The Hypocrisy of ‘Legitimacy’
One could perhaps argue that state actions are ‘legitimate’ if conducted by a democracy, because huge numbers of people support their actions, but this is irrelevant when it comes to foreign policy, since those affected by the state’s actions abroad are not citizens of their country and therefore cannot vote, or have any say in the matter whatsoever. Terrorist groups are also often supported just as widely as states, and in many cases, more so.
Perhaps we feel that states are more legitimate because they ‘follow the rules’ (which they themselves made). The problem with that assumption is that, as most realist international relations theorists point out, powerful states generally only follow the rules when it’s in their interest to do so, but ignore them when they get in the way, particularly when it comes to security affairs.

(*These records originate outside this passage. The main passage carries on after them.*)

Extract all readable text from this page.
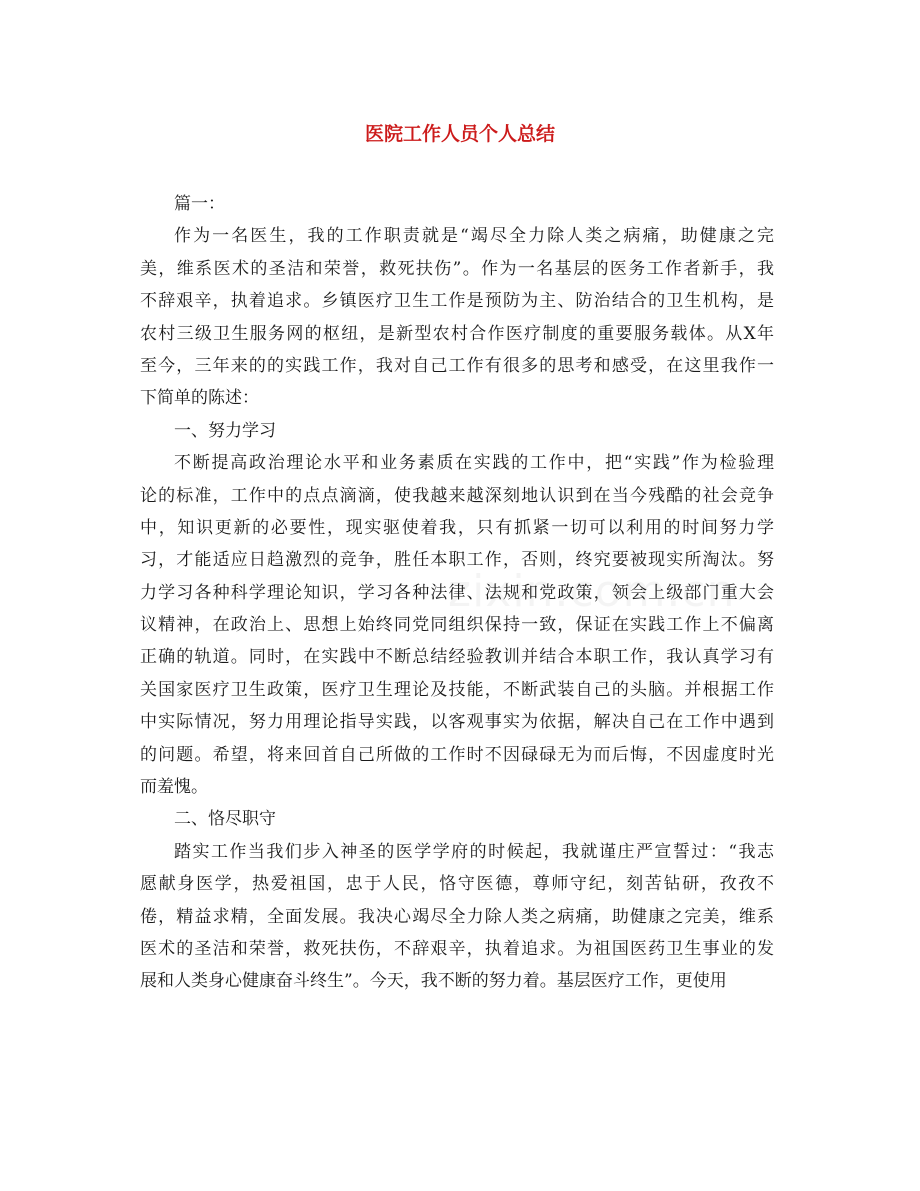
医院工作人员个人总结
篇一：
作为一名医生，我的工作职责就是“竭尽全力除人类之病痛，助健康之完
美，维系医术的圣洁和荣誉，救死扶伤”。作为一名基层的医务工作者新手，我
不辞艰辛，执着追求。乡镇医疗卫生工作是预防为主、防治结合的卫生机构，是
农村三级卫生服务网的枢纽，是新型农村合作医疗制度的重要服务载体。从X年
至今，三年来的的实践工作，我对自己工作有很多的思考和感受，在这里我作一
下简单的陈述：
一、努力学习
不断提高政治理论水平和业务素质在实践的工作中，把“实践”作为检验理
论的标准，工作中的点点滴滴，使我越来越深刻地认识到在当今残酷的社会竞争
中，知识更新的必要性，现实驱使着我，只有抓紧一切可以利用的时间努力学
习，才能适应日趋激烈的竞争，胜任本职工作，否则，终究要被现实所淘汰。努
力学习各种科学理论知识，学习各种法律、法规和党政策，领会上级部门重大会
议精神，在政治上、思想上始终同党同组织保持一致，保证在实践工作上不偏离
正确的轨道。同时，在实践中不断总结经验教训并结合本职工作，我认真学习有
关国家医疗卫生政策，医疗卫生理论及技能，不断武装自己的头脑。并根据工作
中实际情况，努力用理论指导实践，以客观事实为依据，解决自己在工作中遇到
的问题。希望，将来回首自己所做的工作时不因碌碌无为而后悔，不因虚度时光
而羞愧。
二、恪尽职守
踏实工作当我们步入神圣的医学学府的时候起，我就谨庄严宣誓过：“我志
愿献身医学，热爱祖国，忠于人民，恪守医德，尊师守纪，刻苦钻研，孜孜不
倦，精益求精，全面发展。我决心竭尽全力除人类之病痛，助健康之完美，维系
医术的圣洁和荣誉，救死扶伤，不辞艰辛，执着追求。为祖国医药卫生事业的发
展和人类身心健康奋斗终生”。今天，我不断的努力着。基层医疗工作，更使用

The United Nation’s Goldstone Report, which was simply “rejected” by Israel, found that Israel had committed war crimes and possible crimes against humanity during the Gaza War. The Report claimed that Israel’s attack on Gaza was designed to “terrorize a civilian population,” and that they deliberately and repeatedly targeted civilians. NATO’s intervention in Kosovo was a violation of international law since it was not mandated by the UN Security Council, and Amnesty International found that NATO committed war crimes during that conflict by intentionally targeting a civilian TV/radio station, killing 16 non-combatants. The U.S. has opposed the International Criminal Court and has refused to sign a treaty to ban landmines and many other human rights treaties. The U.S. also regularly violates international law, such as the illegal invasion of Iraq, illegal military tribunals for ‘unlawful combatants’ captured in the War on Terror, and illegal extraordinary renditions. Even U.S. military participation in Libya can be said to be illegal under the War Powers Act, since it wasn’t approved by Congress.
Within the context of this argument, the defining characteristic of both states and terrorist groups is the decision to kill in order to achieve political goals. Whether or not this decision is immoral or not is subject to debate, but regardless, it (at least in a moral sense) defines both types of organization, and distinguishes both of them from other types of groups. States tend to target soldiers more than civilians, since they have large armies and can afford to do so, but they also kill far more civilians than terrorist groups, and they do it deliberately, whether by directly targeting civilians, or by proceeding with attacks that they know will result in sizeable civilian ‘losses.’
All political organizations that kill people to achieve their goals should be judged by the same criteria, whether they can afford to use conventional warfare, or are forced to use unconventional asymmetric tactics. The difference between states and terrorist groups is tactical, not moral.